На следующий день как-то через знакомых нашли Диечку, а она уже сообщила бабушке, мы ещё не доели пирог. Ведь пенсия-то у неё, говорила бабушка, сто тридцать рублей. А из этого ещё квартплата, за страховку она платила племяннице, откладывала похоронные. И за эти вот копейки убили, обижалась бабушка, за крохи. Убили, убили, звонила всем знакомым Диечка. Да что ты, и насмерть? удивилась Маша уже на восьмое марта, когда приехала праздновать. А кто же? Никто не знает, сказала бабушка, наркоман, наверное, какой-нибудь, и обе они вдруг испугались Ванечки. А я думал, заметил ли он горб, когда подходил к Эмме Михалне со спины? И почему-то мне казалось, что если бы заметил, то передумал бы.

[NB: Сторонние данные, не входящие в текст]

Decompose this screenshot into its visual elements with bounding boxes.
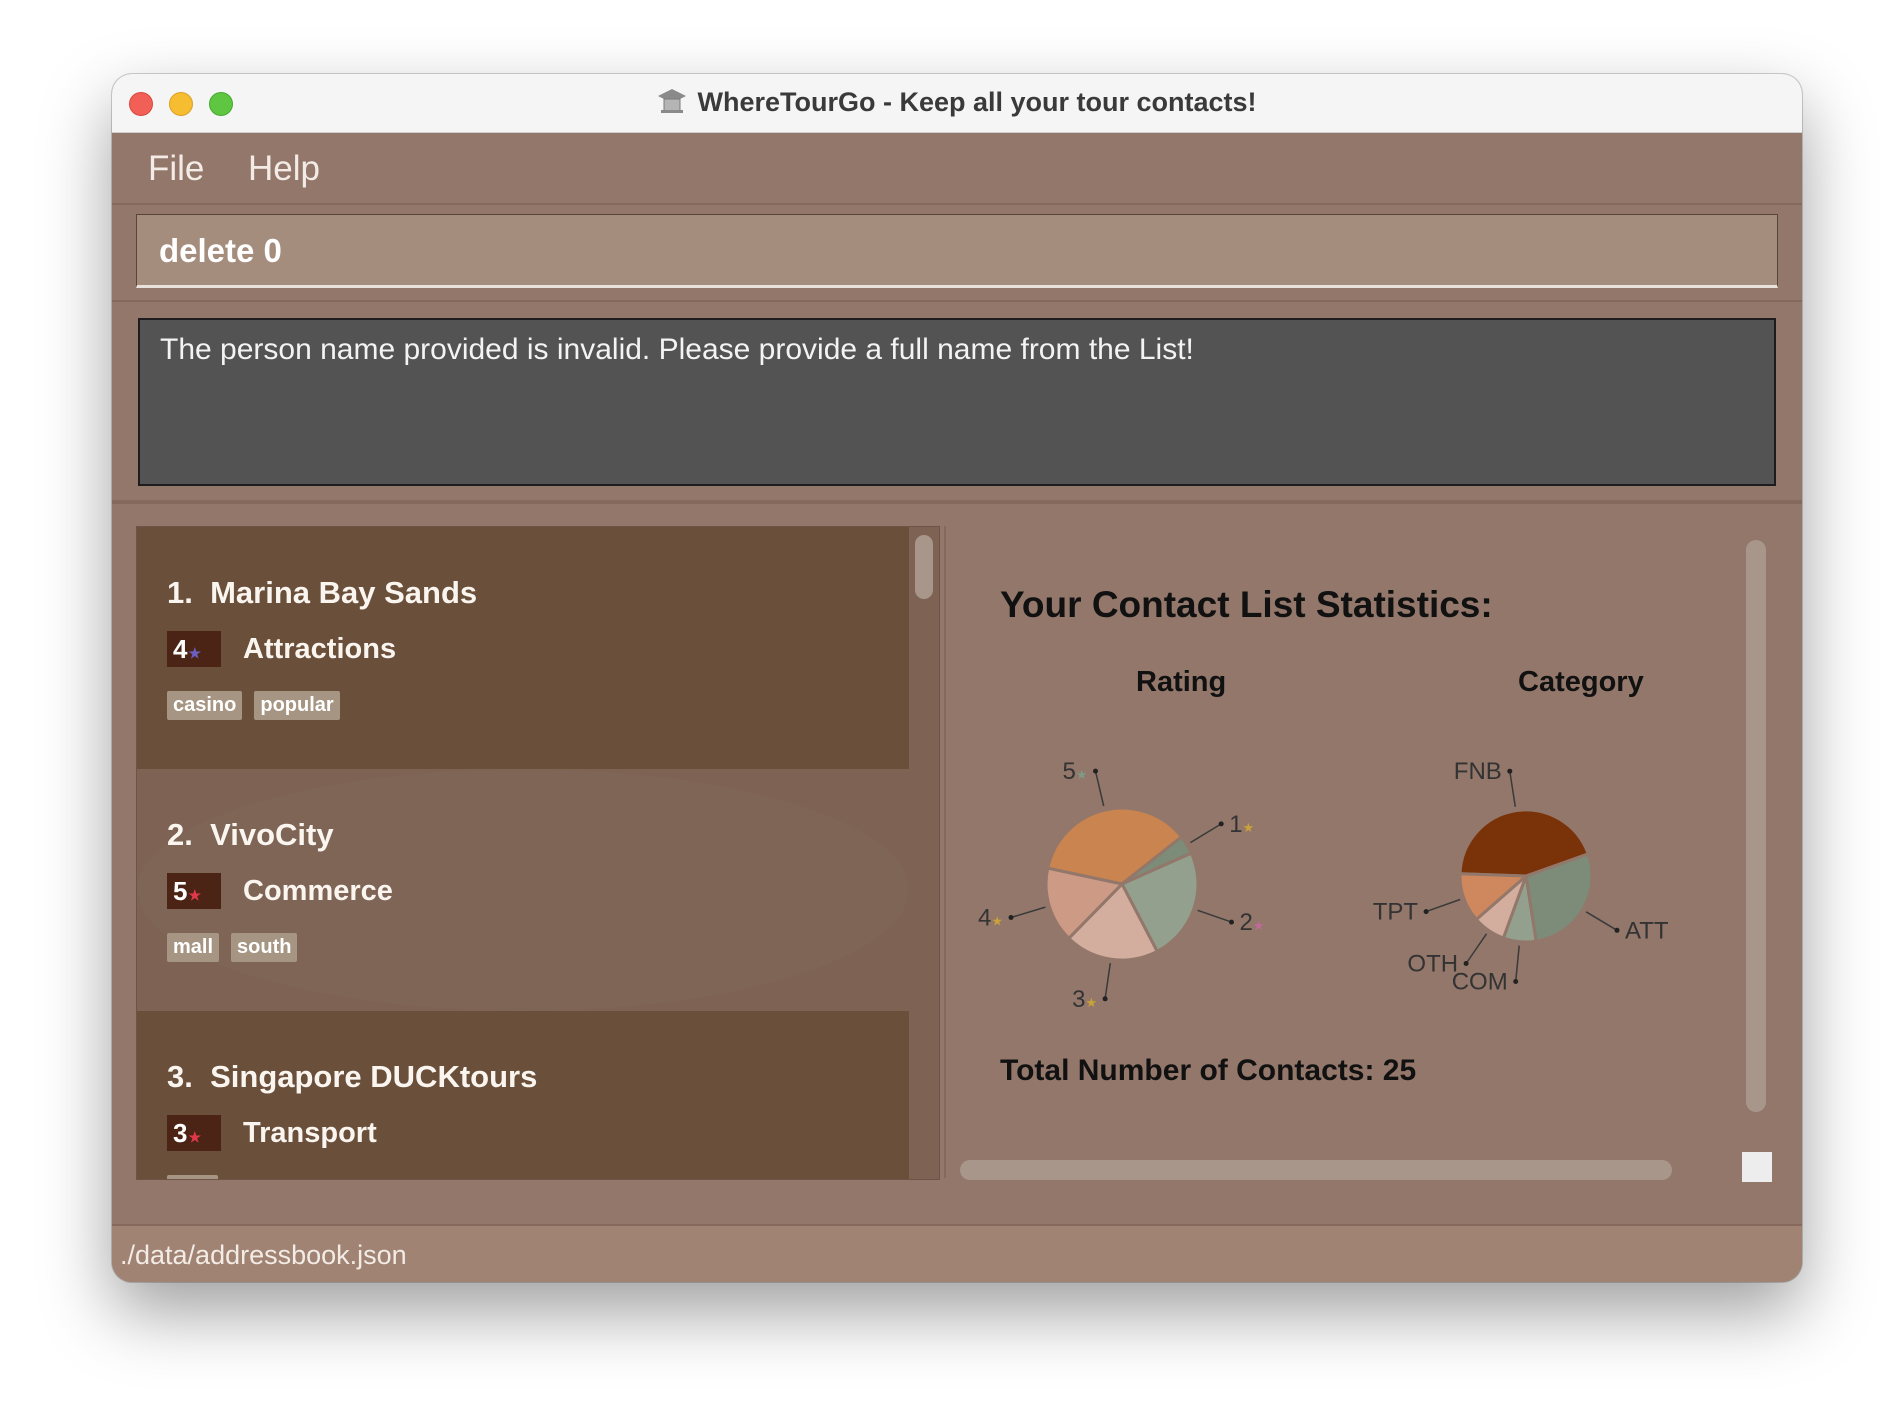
- pie-label-1: 1★: [1229, 811, 1254, 838]
- rating-badge: 3★: [167, 1115, 221, 1151]
- title-bar[interactable]: WhereTourGo - Keep all your tour contact…: [112, 74, 1802, 133]
- list-scrollbar[interactable]: [909, 527, 939, 1179]
- save-file-path: ./data/addressbook.json: [120, 1240, 407, 1270]
- pie-leader-line: [1094, 770, 1105, 807]
- tag: mall: [167, 933, 220, 962]
- pie-leader-dot: [1229, 919, 1234, 925]
- pie-leader-line: [1190, 823, 1222, 844]
- pie-leader-line: [1514, 945, 1520, 982]
- list-scrollbar-thumb[interactable]: [915, 535, 933, 599]
- pie-leader-line: [1104, 962, 1112, 999]
- rating-badge: 4★: [167, 631, 221, 667]
- vertical-scrollbar[interactable]: [1746, 540, 1766, 1112]
- pie-leader-dot: [1102, 996, 1108, 1002]
- horizontal-scrollbar[interactable]: [960, 1160, 1672, 1180]
- contact-card[interactable]: 1. Marina Bay Sands 4★ Attractions casin…: [137, 527, 909, 769]
- contact-list[interactable]: 1. Marina Bay Sands 4★ Attractions casin…: [136, 526, 940, 1180]
- star-icon: ★: [1085, 995, 1097, 1010]
- pie-leader-dot: [1513, 979, 1519, 984]
- app-window: WhereTourGo - Keep all your tour contact…: [112, 74, 1802, 1282]
- rating-pie-chart: 5★ 1★ 2★ 3★ 4★: [978, 758, 1265, 1013]
- tag: south: [231, 933, 298, 962]
- menu-bar: File Help: [112, 133, 1802, 205]
- tag-list: tour: [167, 1175, 230, 1179]
- menu-file[interactable]: File: [148, 149, 204, 189]
- contact-name: 1. Marina Bay Sands: [167, 575, 478, 610]
- pie-leader-line: [1465, 933, 1488, 964]
- contact-card[interactable]: 2. VivoCity 5★ Commerce mall south: [137, 769, 909, 1011]
- tag: tour: [167, 1175, 218, 1179]
- command-input-value: delete 0: [159, 232, 282, 269]
- divider: [112, 500, 1802, 504]
- pie-leader-dot: [1008, 915, 1014, 920]
- total-contacts: Total Number of Contacts: 25: [1000, 1054, 1417, 1087]
- pie-leader-dot: [1507, 768, 1513, 774]
- star-icon: ★: [1076, 767, 1088, 782]
- contact-category: Commerce: [243, 875, 393, 907]
- tag: popular: [254, 691, 340, 720]
- contact-category: Transport: [243, 1117, 377, 1149]
- result-display[interactable]: The person name provided is invalid. Ple…: [138, 318, 1776, 486]
- result-message: The person name provided is invalid. Ple…: [160, 333, 1194, 366]
- pie-leader-dot: [1463, 961, 1469, 966]
- pie-leader-line: [1425, 898, 1461, 913]
- tag-list: mall south: [167, 933, 309, 962]
- divider: [112, 300, 1802, 302]
- contact-card[interactable]: 3. Singapore DUCKtours 3★ Transport tour: [137, 1011, 909, 1179]
- menu-help[interactable]: Help: [248, 149, 320, 189]
- pie-label-4: 4★: [978, 905, 1003, 932]
- contact-name: 2. VivoCity: [167, 817, 334, 852]
- pie-leader-line: [1010, 906, 1046, 919]
- tag: casino: [167, 691, 243, 720]
- pie-label-com: COM: [1452, 969, 1508, 996]
- pie-label-tpt: TPT: [1373, 899, 1419, 926]
- pie-leader-line: [1197, 909, 1232, 923]
- pie-leader-dot: [1218, 821, 1224, 827]
- statistics-charts: 5★ 1★ 2★ 3★ 4★ FNB ATT COMOTH TPT: [978, 758, 1669, 1013]
- pie-label-fnb: FNB: [1454, 758, 1502, 785]
- app-hat-icon: [657, 87, 687, 122]
- pie-label-oth: OTH: [1407, 951, 1458, 978]
- scroll-corner: [1742, 1152, 1772, 1182]
- pie-leader-dot: [1614, 927, 1620, 933]
- command-input[interactable]: delete 0: [136, 214, 1778, 288]
- pie-leader-line: [1585, 911, 1618, 931]
- star-icon: ★: [188, 887, 202, 903]
- pie-leader-dot: [1423, 909, 1429, 915]
- pie-label-att: ATT: [1625, 917, 1669, 944]
- star-icon: ★: [991, 914, 1003, 929]
- status-bar: ./data/addressbook.json: [112, 1226, 1802, 1282]
- pie-leader-line: [1509, 771, 1517, 807]
- contact-category: Attractions: [243, 633, 397, 665]
- pie-label-5: 5★: [1062, 758, 1087, 785]
- tag-list: casino popular: [167, 691, 352, 720]
- star-icon: ★: [188, 645, 202, 661]
- pie-label-2: 2★: [1240, 909, 1265, 936]
- rating-badge: 5★: [167, 873, 221, 909]
- pie-leader-dot: [1093, 768, 1098, 774]
- star-icon: ★: [1253, 918, 1265, 933]
- contact-name: 3. Singapore DUCKtours: [167, 1059, 538, 1094]
- star-icon: ★: [1243, 820, 1255, 835]
- category-pie-chart: FNB ATT COMOTH TPT: [1373, 758, 1669, 995]
- pie-label-3: 3★: [1072, 986, 1097, 1013]
- star-icon: ★: [188, 1129, 202, 1145]
- window-title-container: WhereTourGo - Keep all your tour contact…: [112, 87, 1802, 122]
- window-title: WhereTourGo - Keep all your tour contact…: [697, 87, 1257, 117]
- statistics-panel[interactable]: Your Contact List Statistics: Rating Cat…: [944, 526, 1780, 1182]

Как корова слизнула Эмму Михалну — стало меньше сапожек в прихожей во время праздника. Вспоминать её не любили из-за ужасно несправедливой, за копейки гибели. Говорили о ней редко, фотографии с ней быстро пролистывали: с дивана смотрела убитая по голове женщина. Но и молчания после Эммы Михалны не наступило. Её смерть стонала, ухала, гудела страшным басом в каждом подъезде, где мы бывали. Кто-то вошёл, напоминала Эмма Михална, и поднимается. И мы смотрели (и смотрим до сих пор) в испуганный дверной глазок: крадущиеся, занёсшие руку тени терпеливо ждут, пока мы выйдем.
В церкви
И который уже раз (как будто за спиной нам кричат «Не снято! Не снято! Давайте снова!») мы с Игорем залезаем в церковь через разбитое окно. С нами нет безопасного Миши, Миша вообще летом в деревне, всё это была выдумка, а только мы вдвоём — я (заикаясь) и Игорь. Мы залезаем в окно безо всякой цели, нам не нужно укрываться от дождя, а просто хочется оказаться в темноте посреди летнего, ясного через запятую понятного дня, и мы подтягиваемся и, победив высоту, проваливаемся, нас больше не видно. В церкви пахнет гнилым, умершим, чем-то деревянным, чем-то, кажется, кислым вроде яблок, а если сделать пару шагов, то пахнет мочой и тем, что хуже.